Well I’m sat here with so many thoughts and feelings going through my head, I’m not quite sure where to start.
I went to Speech Therapy with so many hopes and expectations. I was hoping and praying that Speech Therapy to tell me that my son would be fine and that more importantly they had some miracle way of getting him to speak. What I was about to find out was the complete opposite.
We started the Speech Therapy with Cameron being observed whilst playing with toys. The Speech Therapist was watching how he interacted with them, watching how he dealt with problems with toys. Cameron was happy enough removing coloured balls from a toy, lining them up in colour order and putting them back exactly how they were. I knew the Therapist picked up on the fact he could sort them by colour.
The Therapist noticed humming words to himself. She said she hadn’t seen any child doing that before. That didn’t give me much hope of a resolution.
She then set him a few tasks. Cameron was asked to take things out of a bag and put them in a box. Cameron had to put certain toys in a bag and certain ones in a box. This was checking his understanding of what she was asking him to do. He excelled in all this, confirming that he could understand everything.
Next cards were placed in front of him with different emotions and activities on, for example a woman crying and a person riding a bike. The Speech Therapist then asked Cameron to spot which one was which. Cameron excelled in this.
She asked me a lot of questions about his home life, whether he interacted with other kids. Cameron tends to ignore other children. She also asked whether he liked a wide variety of food, which he does. I did explain to her that it is a challenge trying to get him to try new foods.
She asked what he was good at, I told her, he could recognise numbers from 1 – 70. I also explained that if there were number cards put on a table in the wrong order, he would sit there and put them in numerical order. He has been able to do this from a young age. He can recognise all his alphabet, knows all his colour and shapes.
I knew she was concerned about him, I could see it in her face. In the end, what finally put the nail in the coffin was when Cameron went over to a picture of shapes and started naming hexagons and octagons (with his humming). I looked at the Therapists face, and she was quite shocked to say the least. I knew what was coming, so I did say to her, let me guess you are thinking he’s Autistic aren’t you. She nodded, asking if I had a feeling. Of course it had been running in the back of my mind for some reason but I was trying to convince myself he was just a really smart kid.

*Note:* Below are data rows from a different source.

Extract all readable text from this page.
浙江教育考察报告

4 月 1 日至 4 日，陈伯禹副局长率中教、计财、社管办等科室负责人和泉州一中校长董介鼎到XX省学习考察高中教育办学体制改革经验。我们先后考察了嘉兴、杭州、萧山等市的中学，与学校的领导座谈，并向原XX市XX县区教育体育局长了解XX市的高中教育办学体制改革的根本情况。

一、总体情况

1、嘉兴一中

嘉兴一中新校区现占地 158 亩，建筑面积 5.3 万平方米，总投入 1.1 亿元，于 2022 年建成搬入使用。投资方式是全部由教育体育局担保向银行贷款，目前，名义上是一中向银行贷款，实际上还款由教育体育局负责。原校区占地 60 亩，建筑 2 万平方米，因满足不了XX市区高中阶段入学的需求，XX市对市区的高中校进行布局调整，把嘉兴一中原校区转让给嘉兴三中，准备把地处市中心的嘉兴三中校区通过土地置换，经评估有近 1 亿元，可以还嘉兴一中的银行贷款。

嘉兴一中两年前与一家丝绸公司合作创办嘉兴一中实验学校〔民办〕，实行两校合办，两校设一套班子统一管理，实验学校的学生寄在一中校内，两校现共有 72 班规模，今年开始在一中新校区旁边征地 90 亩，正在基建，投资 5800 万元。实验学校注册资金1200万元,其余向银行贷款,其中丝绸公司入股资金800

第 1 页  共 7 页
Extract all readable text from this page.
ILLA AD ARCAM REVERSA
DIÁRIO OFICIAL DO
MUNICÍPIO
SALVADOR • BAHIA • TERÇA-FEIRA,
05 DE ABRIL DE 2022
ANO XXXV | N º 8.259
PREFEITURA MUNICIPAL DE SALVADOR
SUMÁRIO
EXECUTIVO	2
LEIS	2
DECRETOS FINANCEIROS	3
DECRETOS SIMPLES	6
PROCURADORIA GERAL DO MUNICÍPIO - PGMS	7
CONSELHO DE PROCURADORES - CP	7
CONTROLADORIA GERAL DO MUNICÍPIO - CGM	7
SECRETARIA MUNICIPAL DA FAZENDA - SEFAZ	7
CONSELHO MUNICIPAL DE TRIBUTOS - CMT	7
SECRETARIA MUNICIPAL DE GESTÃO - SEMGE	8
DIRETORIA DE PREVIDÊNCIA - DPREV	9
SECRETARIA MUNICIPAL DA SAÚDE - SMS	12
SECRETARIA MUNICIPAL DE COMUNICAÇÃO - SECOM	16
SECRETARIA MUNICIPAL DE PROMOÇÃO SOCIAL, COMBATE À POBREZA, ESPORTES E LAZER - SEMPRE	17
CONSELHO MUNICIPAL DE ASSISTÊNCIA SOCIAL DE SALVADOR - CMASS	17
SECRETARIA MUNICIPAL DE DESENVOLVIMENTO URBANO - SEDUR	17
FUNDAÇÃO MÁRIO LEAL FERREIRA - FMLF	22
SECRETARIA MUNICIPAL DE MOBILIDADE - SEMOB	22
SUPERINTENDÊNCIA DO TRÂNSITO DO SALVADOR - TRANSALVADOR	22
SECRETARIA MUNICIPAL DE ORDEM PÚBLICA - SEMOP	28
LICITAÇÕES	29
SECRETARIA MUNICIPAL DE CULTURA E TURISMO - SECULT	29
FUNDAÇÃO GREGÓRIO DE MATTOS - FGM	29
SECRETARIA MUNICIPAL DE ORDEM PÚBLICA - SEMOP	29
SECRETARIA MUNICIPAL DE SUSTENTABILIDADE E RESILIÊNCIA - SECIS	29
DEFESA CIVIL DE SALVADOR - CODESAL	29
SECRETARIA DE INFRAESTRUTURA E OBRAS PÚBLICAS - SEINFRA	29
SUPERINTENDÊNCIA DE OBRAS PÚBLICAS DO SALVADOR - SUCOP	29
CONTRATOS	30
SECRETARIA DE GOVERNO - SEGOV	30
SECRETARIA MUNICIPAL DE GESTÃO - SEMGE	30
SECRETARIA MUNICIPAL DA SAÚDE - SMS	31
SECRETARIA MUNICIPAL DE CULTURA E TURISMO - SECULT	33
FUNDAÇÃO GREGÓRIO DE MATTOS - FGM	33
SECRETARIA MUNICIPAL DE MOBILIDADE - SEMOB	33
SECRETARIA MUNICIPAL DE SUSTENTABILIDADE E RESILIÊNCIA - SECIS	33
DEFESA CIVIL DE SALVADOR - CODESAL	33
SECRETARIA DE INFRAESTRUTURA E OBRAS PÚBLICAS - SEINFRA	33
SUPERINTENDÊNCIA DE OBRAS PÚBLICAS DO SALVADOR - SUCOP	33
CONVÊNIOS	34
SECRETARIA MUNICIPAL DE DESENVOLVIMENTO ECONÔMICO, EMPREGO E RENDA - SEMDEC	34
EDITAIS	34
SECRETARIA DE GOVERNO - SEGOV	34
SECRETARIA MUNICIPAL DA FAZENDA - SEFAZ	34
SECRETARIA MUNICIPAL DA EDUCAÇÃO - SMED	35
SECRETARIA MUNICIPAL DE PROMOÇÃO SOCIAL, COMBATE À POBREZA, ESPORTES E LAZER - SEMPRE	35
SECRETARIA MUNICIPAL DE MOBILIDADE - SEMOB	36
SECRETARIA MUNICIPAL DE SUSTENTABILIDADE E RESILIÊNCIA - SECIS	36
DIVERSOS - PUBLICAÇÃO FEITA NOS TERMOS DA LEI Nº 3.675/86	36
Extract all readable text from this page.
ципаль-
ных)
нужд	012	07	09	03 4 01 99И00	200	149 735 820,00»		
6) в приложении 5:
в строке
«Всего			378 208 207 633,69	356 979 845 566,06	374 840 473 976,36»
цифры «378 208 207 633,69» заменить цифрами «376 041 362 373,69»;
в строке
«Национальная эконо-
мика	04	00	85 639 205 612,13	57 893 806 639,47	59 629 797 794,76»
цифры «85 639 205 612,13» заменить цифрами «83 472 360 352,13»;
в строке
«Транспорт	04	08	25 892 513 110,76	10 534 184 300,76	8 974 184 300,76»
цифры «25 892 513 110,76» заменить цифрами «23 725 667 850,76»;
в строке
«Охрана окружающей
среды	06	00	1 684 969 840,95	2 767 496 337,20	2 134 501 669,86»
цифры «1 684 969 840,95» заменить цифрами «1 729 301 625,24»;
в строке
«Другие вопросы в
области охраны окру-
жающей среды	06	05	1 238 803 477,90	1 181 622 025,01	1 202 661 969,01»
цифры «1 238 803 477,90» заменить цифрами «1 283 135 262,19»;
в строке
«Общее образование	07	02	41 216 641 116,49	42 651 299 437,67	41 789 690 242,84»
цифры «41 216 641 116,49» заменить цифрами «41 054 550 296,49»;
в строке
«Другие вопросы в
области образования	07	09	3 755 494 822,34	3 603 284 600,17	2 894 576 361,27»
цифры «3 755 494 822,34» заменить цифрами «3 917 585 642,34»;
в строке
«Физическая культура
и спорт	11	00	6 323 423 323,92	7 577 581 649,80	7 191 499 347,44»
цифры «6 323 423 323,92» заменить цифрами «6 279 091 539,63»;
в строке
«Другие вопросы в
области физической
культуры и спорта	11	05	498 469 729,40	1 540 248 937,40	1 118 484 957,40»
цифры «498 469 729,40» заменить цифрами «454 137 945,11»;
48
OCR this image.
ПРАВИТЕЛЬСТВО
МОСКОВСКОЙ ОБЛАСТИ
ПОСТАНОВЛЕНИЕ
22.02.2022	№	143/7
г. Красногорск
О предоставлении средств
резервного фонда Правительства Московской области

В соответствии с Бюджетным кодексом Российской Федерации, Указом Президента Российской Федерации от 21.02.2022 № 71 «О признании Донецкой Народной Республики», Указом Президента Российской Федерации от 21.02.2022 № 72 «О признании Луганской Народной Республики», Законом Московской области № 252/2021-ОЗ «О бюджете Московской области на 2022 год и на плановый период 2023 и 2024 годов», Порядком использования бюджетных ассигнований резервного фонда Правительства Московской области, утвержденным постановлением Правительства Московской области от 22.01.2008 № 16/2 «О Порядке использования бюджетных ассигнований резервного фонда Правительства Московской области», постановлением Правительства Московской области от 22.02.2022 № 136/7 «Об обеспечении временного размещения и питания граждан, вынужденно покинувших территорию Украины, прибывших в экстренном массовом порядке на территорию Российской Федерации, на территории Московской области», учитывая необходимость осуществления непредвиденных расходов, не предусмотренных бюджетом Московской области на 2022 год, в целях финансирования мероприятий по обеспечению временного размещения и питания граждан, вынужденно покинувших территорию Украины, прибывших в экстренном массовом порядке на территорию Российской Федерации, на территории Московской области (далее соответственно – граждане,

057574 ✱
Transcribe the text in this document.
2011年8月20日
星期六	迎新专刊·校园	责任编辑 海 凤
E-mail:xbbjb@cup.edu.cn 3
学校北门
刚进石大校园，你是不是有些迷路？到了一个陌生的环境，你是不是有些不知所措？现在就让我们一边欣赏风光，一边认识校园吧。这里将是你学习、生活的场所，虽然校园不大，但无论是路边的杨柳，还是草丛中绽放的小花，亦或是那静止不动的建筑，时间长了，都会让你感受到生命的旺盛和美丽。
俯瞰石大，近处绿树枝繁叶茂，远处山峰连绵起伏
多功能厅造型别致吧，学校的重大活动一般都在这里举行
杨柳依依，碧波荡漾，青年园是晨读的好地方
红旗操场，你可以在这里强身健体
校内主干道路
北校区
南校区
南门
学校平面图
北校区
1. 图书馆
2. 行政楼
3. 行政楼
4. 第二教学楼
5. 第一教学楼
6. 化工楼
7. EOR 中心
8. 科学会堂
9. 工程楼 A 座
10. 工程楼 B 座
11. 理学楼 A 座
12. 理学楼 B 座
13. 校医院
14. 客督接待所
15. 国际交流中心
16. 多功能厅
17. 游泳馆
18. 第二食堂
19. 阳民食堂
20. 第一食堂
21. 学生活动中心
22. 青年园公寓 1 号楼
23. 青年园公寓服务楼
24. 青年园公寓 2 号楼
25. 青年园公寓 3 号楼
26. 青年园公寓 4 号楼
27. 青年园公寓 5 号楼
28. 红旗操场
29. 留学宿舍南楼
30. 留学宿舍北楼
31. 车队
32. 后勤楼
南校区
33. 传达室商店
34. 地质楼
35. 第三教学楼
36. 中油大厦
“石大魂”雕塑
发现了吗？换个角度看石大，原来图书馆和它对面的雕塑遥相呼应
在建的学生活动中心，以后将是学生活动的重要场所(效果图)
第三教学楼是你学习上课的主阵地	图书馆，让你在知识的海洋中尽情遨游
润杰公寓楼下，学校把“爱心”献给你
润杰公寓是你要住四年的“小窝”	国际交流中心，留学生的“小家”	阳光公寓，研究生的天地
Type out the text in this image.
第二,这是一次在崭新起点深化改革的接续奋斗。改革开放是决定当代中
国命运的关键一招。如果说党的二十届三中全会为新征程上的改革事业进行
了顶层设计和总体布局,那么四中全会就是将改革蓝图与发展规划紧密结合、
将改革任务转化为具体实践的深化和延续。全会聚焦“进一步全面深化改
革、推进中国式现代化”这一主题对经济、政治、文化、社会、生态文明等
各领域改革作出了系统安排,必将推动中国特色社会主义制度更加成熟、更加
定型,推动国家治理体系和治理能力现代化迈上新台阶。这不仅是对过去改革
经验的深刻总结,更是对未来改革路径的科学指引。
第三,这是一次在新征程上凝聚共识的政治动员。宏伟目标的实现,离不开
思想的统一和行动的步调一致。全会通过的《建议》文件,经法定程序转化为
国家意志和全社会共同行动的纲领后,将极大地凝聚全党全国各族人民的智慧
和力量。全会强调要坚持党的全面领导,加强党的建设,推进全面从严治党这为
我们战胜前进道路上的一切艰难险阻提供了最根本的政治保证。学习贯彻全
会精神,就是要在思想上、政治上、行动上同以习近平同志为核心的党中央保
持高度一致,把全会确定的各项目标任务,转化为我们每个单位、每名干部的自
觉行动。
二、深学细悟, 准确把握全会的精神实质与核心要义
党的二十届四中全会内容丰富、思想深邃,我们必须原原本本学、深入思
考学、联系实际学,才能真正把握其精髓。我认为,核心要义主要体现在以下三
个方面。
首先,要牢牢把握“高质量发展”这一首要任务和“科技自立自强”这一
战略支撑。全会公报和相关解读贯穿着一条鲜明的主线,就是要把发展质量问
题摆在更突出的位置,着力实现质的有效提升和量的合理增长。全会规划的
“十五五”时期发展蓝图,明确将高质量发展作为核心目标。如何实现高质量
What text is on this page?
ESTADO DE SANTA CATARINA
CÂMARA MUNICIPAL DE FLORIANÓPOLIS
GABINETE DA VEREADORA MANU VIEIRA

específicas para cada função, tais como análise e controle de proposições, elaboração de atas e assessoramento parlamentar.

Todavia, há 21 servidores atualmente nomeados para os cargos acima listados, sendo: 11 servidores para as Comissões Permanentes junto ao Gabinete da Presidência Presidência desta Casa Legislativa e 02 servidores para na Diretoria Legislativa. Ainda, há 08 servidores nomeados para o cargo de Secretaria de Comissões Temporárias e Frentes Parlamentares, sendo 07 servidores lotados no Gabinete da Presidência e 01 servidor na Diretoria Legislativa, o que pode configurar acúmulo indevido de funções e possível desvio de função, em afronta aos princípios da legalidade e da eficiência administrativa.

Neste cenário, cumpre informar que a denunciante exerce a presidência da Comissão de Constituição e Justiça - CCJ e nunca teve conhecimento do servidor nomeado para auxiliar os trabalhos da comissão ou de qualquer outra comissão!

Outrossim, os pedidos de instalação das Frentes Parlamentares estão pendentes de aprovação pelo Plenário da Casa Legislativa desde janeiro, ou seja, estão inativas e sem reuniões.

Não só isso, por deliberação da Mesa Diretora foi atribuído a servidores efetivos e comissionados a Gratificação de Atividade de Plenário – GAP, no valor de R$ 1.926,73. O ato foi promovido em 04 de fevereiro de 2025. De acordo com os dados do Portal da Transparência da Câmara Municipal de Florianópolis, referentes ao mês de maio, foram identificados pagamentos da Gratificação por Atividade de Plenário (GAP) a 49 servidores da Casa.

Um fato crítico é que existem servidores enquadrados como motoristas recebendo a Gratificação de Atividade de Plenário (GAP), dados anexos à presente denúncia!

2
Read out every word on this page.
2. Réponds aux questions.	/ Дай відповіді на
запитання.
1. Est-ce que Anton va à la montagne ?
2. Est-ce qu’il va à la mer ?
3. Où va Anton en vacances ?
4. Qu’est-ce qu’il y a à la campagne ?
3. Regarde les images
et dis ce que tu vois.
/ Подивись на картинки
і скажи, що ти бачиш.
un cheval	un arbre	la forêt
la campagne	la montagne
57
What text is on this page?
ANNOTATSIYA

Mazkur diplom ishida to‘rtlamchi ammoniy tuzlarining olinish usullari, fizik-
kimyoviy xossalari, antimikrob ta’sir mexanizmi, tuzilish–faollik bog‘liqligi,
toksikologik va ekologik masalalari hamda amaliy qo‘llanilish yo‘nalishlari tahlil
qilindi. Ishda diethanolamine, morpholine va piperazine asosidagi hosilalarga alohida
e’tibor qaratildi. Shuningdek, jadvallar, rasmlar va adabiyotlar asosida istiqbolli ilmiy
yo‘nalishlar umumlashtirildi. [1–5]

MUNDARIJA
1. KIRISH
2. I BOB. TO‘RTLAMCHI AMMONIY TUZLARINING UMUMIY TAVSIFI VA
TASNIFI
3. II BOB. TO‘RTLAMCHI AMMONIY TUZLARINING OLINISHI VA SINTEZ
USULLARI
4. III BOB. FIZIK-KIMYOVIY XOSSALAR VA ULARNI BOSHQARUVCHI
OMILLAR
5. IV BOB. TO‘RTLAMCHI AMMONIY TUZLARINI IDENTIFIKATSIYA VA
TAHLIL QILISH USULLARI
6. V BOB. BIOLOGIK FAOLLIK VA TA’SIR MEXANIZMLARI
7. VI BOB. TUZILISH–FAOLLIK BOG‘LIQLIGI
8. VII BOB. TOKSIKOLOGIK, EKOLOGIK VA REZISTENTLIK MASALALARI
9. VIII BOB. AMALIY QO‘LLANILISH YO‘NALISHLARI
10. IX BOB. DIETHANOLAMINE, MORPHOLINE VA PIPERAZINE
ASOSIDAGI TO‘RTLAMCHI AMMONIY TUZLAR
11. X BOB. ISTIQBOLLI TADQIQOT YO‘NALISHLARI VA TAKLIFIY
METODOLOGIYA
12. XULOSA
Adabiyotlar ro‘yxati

She said that Cameron would need to be tested by a Senior Therapist and a Paediatrician to get a proper diagnosis. The Speech Therapist said she would arrange that.
The rest of the session was a blur. Too many emotions running through my head. I am heartbroken because he is my baby, and we all want our kids to be perfect. But at the same time I am relieved because we have potentially found the reason why Cam is not talking.
The Way Forward?
So now we wait, we are in limbo. There will be more Speech Therapy sessions until Cameron has been tested to see if he does have Autism. So I suppose all we can do in the mean time is do what we are already doing on a daily basis and just encourage him to talk.